Lou detransitions for three years––in part, to make J finally fall in love with him. He writes, “I continue to feel more like part of the human race, yet less like a person.” Lou and J break up. This cycle of self-destructive gender-desirous relationships repeats with another willowy dude, T, who juices Lou’s heart. And yet there also are, years later, pleasures that had once only been half-realized fantasies. “Can’t even believe how goddamn good I feel,” he wrote in his first entry post–top surgery.

Lou’s medical transition also loosely marks the start of his public trans politics. He was repeatedly denied access to surgery due to his homosexuality. Capitalist notions of gender operated on a scarcity model (and still do, in other ways), in which you’re allowed to be a trans man or a gay man, but you can’t––you greedy, weird child––have both. That gay trans men even developed as a concept, let alone were allowed to transition as such, is in no small part thanks to Lou’s work: He successfully campaigned for the removal of homosexuality as a contraindication for sex reassignment.

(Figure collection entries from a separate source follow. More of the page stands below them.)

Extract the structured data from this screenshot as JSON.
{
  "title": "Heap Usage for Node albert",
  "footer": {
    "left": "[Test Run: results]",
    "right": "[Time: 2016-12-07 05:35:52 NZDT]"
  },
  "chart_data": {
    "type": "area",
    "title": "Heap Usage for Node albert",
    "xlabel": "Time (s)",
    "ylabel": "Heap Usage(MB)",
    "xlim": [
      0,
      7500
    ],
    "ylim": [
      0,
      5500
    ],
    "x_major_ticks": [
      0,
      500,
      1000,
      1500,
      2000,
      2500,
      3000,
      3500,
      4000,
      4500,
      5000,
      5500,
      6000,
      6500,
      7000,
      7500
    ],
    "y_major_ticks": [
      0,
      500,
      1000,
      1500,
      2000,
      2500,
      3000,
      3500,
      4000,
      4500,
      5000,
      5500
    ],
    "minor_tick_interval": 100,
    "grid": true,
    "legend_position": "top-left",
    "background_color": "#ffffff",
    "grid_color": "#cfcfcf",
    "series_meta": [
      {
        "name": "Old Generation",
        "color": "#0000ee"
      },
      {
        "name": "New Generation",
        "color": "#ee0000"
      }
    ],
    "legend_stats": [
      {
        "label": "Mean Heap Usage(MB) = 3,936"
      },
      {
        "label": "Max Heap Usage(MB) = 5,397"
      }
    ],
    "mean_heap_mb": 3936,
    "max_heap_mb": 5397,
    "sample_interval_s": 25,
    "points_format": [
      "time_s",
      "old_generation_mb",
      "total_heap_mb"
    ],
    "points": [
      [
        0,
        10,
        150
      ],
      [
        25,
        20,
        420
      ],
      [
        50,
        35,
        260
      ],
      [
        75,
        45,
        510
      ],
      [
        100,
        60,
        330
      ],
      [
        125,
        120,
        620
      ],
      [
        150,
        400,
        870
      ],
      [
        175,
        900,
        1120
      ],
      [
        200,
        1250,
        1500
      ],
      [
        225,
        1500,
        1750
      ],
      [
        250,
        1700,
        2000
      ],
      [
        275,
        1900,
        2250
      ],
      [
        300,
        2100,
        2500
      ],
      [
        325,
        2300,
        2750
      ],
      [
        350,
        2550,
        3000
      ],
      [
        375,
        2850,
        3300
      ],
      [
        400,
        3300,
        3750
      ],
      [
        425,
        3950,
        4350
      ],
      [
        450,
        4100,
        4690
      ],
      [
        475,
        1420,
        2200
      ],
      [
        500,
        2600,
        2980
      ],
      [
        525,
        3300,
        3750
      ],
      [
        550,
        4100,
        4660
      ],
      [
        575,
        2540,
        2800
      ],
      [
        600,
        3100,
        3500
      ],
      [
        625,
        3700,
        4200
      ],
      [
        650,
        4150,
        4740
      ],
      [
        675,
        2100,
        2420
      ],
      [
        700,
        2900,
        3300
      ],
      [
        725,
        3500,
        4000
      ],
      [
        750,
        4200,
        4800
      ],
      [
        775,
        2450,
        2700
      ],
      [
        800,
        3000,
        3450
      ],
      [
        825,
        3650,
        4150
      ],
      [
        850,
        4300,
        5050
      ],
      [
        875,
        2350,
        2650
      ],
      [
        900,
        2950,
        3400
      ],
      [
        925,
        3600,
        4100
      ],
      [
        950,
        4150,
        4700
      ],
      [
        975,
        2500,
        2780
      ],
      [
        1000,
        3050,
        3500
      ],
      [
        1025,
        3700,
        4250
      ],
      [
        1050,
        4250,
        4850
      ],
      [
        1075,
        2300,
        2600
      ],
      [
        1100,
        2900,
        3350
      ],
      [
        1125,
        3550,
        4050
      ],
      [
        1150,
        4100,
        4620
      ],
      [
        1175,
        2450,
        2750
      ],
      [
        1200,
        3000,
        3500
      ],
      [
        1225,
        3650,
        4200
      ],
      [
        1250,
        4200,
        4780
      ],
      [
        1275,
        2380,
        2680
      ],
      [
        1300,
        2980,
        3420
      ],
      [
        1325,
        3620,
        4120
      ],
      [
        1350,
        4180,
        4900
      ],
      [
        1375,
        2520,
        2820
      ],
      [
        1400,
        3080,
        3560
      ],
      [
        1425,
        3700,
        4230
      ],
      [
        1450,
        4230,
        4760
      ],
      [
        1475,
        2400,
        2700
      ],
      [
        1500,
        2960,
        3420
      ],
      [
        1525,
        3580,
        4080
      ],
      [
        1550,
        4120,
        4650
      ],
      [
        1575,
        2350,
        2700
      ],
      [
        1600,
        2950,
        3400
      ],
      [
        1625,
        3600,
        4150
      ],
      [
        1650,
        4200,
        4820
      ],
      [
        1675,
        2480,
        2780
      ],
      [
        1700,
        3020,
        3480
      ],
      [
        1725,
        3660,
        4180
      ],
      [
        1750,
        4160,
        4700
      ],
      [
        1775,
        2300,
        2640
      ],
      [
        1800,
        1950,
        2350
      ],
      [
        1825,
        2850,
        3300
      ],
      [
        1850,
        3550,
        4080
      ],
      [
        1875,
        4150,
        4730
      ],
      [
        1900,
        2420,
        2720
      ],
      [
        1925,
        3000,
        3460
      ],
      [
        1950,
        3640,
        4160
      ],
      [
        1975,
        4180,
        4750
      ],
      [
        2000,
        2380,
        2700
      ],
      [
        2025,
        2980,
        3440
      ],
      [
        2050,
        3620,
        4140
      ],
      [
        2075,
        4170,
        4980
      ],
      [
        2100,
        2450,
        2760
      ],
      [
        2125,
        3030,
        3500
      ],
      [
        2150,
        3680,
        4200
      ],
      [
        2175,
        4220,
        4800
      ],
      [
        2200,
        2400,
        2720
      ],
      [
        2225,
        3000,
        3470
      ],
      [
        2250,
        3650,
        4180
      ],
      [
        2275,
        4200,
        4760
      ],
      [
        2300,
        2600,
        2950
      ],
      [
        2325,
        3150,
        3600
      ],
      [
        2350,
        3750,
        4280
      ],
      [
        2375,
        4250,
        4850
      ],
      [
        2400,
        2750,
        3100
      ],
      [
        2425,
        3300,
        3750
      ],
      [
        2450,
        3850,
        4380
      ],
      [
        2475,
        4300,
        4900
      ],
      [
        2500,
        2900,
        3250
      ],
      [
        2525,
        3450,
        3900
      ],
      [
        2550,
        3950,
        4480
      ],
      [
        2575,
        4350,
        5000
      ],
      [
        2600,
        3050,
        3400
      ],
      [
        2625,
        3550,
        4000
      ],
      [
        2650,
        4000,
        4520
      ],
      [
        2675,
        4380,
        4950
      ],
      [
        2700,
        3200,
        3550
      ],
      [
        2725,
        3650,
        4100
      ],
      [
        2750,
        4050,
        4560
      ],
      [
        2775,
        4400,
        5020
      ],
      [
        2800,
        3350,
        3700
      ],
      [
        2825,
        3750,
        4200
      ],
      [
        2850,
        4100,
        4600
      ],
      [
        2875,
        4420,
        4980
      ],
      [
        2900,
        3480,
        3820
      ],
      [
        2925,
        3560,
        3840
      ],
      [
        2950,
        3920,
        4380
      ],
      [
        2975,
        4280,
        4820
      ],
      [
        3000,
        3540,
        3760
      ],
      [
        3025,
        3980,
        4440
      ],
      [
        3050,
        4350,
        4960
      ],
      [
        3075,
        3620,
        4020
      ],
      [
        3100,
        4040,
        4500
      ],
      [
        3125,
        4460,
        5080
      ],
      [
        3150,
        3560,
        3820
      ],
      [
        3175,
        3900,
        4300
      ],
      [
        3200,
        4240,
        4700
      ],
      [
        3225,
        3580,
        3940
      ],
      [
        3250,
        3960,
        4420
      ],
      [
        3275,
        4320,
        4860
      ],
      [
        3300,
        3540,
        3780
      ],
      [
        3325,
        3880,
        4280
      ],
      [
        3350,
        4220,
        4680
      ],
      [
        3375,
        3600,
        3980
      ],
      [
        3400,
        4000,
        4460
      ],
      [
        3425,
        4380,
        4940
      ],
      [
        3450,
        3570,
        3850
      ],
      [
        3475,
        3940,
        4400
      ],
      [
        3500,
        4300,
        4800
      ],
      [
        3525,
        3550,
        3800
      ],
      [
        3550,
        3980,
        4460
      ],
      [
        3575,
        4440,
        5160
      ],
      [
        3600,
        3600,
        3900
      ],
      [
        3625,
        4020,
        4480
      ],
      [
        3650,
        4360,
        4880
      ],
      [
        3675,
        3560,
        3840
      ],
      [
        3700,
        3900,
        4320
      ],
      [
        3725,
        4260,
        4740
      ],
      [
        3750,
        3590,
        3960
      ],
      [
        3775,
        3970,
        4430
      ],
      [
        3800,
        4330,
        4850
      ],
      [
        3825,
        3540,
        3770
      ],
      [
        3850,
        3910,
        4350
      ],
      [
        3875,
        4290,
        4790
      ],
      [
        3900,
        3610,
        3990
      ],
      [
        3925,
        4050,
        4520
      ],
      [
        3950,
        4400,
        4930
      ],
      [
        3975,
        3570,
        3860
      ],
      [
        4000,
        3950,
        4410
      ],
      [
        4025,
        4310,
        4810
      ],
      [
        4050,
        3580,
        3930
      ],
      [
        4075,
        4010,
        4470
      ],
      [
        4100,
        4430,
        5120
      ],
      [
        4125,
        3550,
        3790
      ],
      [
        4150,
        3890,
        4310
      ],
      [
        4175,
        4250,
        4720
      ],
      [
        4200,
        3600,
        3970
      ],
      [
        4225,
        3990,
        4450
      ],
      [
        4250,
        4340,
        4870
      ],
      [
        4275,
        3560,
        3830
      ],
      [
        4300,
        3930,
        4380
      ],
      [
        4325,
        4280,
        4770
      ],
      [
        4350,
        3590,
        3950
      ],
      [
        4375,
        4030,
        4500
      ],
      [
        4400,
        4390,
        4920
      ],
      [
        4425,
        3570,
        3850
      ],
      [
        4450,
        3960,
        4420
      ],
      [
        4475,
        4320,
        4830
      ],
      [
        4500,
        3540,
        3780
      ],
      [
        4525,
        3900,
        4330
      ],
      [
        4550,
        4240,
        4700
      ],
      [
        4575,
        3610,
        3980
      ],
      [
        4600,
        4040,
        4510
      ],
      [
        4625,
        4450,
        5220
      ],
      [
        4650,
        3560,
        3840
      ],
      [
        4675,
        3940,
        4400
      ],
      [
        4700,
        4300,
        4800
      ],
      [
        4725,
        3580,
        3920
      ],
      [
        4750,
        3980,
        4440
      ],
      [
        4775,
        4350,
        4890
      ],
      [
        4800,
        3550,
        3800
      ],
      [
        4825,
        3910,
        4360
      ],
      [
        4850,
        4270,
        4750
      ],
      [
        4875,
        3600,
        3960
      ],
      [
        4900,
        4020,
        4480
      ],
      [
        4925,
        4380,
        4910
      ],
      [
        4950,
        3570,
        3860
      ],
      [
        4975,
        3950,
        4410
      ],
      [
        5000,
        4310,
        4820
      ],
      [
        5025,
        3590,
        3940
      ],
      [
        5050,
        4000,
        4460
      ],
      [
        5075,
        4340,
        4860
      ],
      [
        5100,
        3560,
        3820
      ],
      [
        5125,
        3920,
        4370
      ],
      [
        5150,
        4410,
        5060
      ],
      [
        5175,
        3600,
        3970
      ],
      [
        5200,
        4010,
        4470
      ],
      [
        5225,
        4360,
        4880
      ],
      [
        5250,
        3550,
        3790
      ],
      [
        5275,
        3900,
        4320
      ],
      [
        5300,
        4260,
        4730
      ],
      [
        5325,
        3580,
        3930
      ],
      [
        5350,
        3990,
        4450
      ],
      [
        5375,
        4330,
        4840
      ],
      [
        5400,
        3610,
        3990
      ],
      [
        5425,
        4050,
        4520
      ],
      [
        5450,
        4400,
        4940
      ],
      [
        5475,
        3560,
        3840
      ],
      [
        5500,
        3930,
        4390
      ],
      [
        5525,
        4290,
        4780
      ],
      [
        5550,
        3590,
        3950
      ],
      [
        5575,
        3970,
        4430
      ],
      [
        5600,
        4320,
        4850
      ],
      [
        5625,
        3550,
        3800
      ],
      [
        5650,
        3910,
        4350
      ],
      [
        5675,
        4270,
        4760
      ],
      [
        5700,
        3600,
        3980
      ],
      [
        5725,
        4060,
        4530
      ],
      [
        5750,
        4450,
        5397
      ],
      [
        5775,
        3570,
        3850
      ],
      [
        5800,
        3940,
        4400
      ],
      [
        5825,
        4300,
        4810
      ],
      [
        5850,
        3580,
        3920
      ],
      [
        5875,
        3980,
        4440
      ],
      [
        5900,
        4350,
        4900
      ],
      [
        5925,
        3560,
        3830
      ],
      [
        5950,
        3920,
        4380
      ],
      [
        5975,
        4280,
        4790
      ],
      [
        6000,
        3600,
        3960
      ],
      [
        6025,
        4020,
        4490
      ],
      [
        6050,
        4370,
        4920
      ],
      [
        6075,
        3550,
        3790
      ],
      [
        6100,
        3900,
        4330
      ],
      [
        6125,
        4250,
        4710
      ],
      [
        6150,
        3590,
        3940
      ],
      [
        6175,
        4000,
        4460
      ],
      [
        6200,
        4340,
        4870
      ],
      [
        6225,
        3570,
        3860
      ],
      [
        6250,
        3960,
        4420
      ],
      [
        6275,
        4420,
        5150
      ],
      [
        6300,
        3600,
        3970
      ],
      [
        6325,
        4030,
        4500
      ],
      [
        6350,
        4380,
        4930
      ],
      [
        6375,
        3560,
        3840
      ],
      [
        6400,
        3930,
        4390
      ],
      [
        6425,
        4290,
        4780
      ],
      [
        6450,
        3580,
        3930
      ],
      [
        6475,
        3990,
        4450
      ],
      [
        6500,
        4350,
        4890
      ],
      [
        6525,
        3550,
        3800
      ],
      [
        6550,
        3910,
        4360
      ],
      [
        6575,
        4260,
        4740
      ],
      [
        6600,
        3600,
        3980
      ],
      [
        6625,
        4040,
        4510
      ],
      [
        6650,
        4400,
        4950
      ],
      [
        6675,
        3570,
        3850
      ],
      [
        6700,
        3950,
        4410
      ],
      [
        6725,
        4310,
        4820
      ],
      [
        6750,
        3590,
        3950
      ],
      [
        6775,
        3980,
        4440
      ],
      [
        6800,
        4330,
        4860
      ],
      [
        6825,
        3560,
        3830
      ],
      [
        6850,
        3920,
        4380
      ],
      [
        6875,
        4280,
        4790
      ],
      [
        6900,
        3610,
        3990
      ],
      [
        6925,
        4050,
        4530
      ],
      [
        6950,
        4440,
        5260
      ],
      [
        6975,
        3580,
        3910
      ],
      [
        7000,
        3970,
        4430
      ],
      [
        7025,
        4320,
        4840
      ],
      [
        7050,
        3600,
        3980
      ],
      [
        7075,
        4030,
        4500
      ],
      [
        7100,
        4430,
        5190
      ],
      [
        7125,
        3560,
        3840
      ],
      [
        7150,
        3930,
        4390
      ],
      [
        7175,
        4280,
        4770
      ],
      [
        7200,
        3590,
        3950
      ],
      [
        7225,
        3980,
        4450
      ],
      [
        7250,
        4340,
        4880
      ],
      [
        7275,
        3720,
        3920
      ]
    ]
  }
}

At this point, it becomes difficult to write of his accomplishments without sounding like a “Best Of” list: Lou volunteered as the first trans gay peer counselor at San Francisco’s Janus Information Facility; authored, in 1980, the first known FTM4FTM info book, Information for the Female-to-Male Crossdresser and Transsexual; wrote the first biography of Jack Bee Garland, who lived in San Francisco at the turn of the century as a passing trans man. Even after being diagnosed with AIDS, Lou continued to meet, befriend, and mentor trans men from across the world. This list of contacts would become FTM International. If a “community” (please find me a better term!) can’t be organized until its shared goals and experiences are articulated, Lou did literal community organizing.

If I am perhaps too glowing in my praise of Lou, that’s probably because I can’t physically imagine myself without him.

Charlie Markbreiter is a writer in New York.